Wir kaufen uns Straßenkreide und malen Blumen auf den Beton. Da, wo kein Garten mehr ist,
blüht jetzt die Phantasie. Daneben keimen neue Pflanzen, aus den Samen, die wir säten, aus der
Erfahrung, die sie nährt und aus dem Regen, dem wir wieder vertrauen.

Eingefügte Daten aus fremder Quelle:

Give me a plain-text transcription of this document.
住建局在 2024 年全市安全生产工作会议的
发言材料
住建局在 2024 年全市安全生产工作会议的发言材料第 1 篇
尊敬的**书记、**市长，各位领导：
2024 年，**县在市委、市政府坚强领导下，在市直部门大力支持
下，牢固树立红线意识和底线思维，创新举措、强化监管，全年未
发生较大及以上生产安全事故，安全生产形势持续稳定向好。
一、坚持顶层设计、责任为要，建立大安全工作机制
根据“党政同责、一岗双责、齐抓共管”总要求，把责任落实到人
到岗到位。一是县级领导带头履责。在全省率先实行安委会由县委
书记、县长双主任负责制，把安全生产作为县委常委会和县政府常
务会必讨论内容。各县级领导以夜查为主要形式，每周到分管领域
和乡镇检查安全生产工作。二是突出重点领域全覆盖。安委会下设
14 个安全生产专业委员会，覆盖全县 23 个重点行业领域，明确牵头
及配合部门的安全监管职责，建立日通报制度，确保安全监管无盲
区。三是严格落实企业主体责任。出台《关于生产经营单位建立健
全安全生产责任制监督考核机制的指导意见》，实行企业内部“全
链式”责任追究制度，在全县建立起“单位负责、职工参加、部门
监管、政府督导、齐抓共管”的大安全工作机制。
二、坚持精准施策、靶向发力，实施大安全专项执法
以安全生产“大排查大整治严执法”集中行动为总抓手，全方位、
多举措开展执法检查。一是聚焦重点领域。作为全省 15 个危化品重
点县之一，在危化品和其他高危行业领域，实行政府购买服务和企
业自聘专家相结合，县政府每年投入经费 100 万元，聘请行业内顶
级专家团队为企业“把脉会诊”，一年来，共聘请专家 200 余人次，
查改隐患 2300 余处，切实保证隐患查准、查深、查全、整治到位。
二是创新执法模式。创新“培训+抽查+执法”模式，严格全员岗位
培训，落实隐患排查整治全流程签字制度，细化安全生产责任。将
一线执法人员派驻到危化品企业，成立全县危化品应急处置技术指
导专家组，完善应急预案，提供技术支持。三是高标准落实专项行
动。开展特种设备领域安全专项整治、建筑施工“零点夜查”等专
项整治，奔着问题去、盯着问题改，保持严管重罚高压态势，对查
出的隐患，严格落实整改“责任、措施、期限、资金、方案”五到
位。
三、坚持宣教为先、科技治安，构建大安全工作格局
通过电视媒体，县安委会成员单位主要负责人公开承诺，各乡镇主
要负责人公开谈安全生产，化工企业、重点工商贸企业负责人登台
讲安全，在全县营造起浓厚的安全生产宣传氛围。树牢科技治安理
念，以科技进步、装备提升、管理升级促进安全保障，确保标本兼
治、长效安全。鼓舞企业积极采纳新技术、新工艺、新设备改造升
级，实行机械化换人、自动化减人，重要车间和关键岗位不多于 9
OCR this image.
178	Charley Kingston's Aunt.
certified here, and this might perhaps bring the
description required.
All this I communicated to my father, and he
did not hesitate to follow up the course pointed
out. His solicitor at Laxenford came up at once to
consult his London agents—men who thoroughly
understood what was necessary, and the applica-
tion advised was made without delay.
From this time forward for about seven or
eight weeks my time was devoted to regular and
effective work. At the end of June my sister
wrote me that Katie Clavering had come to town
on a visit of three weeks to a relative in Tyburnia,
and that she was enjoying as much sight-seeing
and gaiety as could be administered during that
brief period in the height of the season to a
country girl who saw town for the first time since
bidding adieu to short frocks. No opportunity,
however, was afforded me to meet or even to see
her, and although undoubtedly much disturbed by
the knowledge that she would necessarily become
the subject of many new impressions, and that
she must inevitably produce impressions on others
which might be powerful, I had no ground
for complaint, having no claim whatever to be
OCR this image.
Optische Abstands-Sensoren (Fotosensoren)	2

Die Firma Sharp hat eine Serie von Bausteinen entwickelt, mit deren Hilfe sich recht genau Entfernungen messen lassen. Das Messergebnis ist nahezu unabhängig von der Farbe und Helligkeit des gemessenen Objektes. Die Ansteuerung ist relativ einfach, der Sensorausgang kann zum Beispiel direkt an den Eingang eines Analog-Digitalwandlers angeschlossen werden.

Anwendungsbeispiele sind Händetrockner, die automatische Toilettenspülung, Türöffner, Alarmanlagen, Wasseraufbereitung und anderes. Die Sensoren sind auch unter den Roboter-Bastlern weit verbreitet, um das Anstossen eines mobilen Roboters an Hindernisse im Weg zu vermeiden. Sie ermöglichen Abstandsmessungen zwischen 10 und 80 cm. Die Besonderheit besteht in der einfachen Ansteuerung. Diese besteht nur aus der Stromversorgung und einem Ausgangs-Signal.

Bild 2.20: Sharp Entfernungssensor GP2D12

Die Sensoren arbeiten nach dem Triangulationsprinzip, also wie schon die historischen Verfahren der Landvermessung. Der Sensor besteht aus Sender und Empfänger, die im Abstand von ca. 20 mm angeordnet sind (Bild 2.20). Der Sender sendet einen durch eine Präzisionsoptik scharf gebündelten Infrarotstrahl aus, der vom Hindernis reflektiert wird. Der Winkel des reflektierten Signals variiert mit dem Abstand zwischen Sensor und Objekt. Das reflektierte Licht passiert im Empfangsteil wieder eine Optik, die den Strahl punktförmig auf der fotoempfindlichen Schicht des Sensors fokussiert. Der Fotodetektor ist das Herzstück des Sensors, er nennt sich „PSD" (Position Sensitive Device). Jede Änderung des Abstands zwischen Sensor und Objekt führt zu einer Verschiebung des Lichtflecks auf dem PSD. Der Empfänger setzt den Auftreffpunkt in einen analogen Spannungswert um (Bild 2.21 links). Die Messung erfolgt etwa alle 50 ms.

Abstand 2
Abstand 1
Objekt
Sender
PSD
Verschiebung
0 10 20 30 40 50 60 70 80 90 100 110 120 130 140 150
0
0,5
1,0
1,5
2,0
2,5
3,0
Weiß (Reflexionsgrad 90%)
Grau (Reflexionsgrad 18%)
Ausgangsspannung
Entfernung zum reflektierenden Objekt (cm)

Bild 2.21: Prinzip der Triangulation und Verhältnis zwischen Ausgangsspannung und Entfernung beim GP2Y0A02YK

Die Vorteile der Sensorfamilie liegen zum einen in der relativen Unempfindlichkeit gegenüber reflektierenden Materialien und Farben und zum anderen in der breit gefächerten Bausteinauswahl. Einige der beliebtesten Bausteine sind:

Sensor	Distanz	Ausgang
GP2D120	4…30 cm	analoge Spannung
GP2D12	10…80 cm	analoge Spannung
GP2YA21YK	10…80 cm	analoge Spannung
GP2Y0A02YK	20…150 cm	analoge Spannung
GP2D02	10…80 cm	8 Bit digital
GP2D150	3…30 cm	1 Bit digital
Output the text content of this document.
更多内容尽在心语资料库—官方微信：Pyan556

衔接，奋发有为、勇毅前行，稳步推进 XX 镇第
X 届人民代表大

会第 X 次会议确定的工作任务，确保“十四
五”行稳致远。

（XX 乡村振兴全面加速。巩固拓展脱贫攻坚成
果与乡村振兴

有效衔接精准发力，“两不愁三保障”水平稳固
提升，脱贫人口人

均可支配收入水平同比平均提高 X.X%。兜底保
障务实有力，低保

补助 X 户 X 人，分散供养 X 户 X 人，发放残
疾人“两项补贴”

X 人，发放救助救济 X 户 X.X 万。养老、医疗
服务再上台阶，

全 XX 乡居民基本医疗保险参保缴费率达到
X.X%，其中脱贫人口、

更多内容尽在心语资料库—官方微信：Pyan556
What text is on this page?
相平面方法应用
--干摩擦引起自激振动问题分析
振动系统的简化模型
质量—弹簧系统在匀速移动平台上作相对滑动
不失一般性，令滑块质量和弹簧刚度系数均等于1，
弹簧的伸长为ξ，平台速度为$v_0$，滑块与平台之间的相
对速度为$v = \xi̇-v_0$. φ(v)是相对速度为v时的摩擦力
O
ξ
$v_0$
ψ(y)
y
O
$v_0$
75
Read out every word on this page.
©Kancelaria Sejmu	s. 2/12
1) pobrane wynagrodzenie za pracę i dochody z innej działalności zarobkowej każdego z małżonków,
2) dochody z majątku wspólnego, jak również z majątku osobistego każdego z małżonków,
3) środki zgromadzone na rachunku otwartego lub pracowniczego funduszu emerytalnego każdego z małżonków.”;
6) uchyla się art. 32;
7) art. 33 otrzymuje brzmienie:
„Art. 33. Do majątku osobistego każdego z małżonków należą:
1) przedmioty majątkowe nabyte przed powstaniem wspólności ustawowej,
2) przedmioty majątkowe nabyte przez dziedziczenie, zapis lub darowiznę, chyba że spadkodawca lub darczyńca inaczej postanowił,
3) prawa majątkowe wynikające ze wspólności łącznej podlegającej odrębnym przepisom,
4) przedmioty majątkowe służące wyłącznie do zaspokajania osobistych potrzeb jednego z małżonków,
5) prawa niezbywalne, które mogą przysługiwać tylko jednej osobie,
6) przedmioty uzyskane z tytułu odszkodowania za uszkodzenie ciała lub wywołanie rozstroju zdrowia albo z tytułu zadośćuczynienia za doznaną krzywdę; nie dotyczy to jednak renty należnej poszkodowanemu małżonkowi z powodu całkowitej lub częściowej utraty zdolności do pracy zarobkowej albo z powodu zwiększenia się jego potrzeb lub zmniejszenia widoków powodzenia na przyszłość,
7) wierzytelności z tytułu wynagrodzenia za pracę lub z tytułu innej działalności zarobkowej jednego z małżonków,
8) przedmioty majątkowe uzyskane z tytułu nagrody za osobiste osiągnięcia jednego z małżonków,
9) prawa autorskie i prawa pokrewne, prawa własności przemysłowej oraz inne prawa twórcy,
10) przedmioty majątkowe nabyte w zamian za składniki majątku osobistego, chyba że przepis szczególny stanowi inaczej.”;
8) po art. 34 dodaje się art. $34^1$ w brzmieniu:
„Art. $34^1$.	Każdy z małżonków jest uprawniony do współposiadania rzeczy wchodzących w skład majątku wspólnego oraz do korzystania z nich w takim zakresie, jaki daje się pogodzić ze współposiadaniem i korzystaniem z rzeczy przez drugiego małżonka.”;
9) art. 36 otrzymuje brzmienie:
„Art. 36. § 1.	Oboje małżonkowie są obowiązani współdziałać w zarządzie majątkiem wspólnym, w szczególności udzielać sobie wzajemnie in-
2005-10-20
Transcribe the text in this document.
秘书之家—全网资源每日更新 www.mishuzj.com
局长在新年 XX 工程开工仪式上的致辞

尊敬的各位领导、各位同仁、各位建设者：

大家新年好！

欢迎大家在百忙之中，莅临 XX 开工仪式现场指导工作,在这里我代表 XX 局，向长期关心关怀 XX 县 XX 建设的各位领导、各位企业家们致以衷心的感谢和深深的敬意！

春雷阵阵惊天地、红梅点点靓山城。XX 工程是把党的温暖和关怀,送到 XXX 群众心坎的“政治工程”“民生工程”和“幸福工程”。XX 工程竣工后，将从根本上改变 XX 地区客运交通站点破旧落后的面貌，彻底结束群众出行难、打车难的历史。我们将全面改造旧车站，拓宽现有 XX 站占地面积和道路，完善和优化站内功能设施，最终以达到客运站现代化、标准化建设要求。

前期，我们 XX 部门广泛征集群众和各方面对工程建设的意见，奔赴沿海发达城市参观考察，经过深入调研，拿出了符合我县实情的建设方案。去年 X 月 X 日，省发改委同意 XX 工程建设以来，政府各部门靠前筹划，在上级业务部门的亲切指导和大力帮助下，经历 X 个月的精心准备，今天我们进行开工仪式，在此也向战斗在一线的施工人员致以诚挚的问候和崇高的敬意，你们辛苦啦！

Ab und zu keimt eine Pflanze, die uns überrascht. Ihre Wurzel hat sich ihren Weg gebahnt, sie
kommt aus der Erde unter dem Beton. Wir staunen über die stille Kraft, die in zarten,
verschütteten Pflanzen steckt und sind gerührt über die kleinen Blätter, die von selbst
auftauchen wie ein Geschenk.
Irgendwann steht auf dem Beton ein Liegestuhl. Die Blumen aus Straßenkreide locken Kinder
an, die weitermalen. Gäste sitzen bei uns und hören zu, wie wir von der Arbeit erzählen, die
hinter uns liegt. Sie beißen in die Paprikaschote, die anders schmeckt als ihre - wir haben neue
Sorten ausgesucht und ein bisschen experimentiert. Nicht jeder Samen ist aufgegangen. Doch
alles, was nun wächst, haben wir selbst gepflanzt.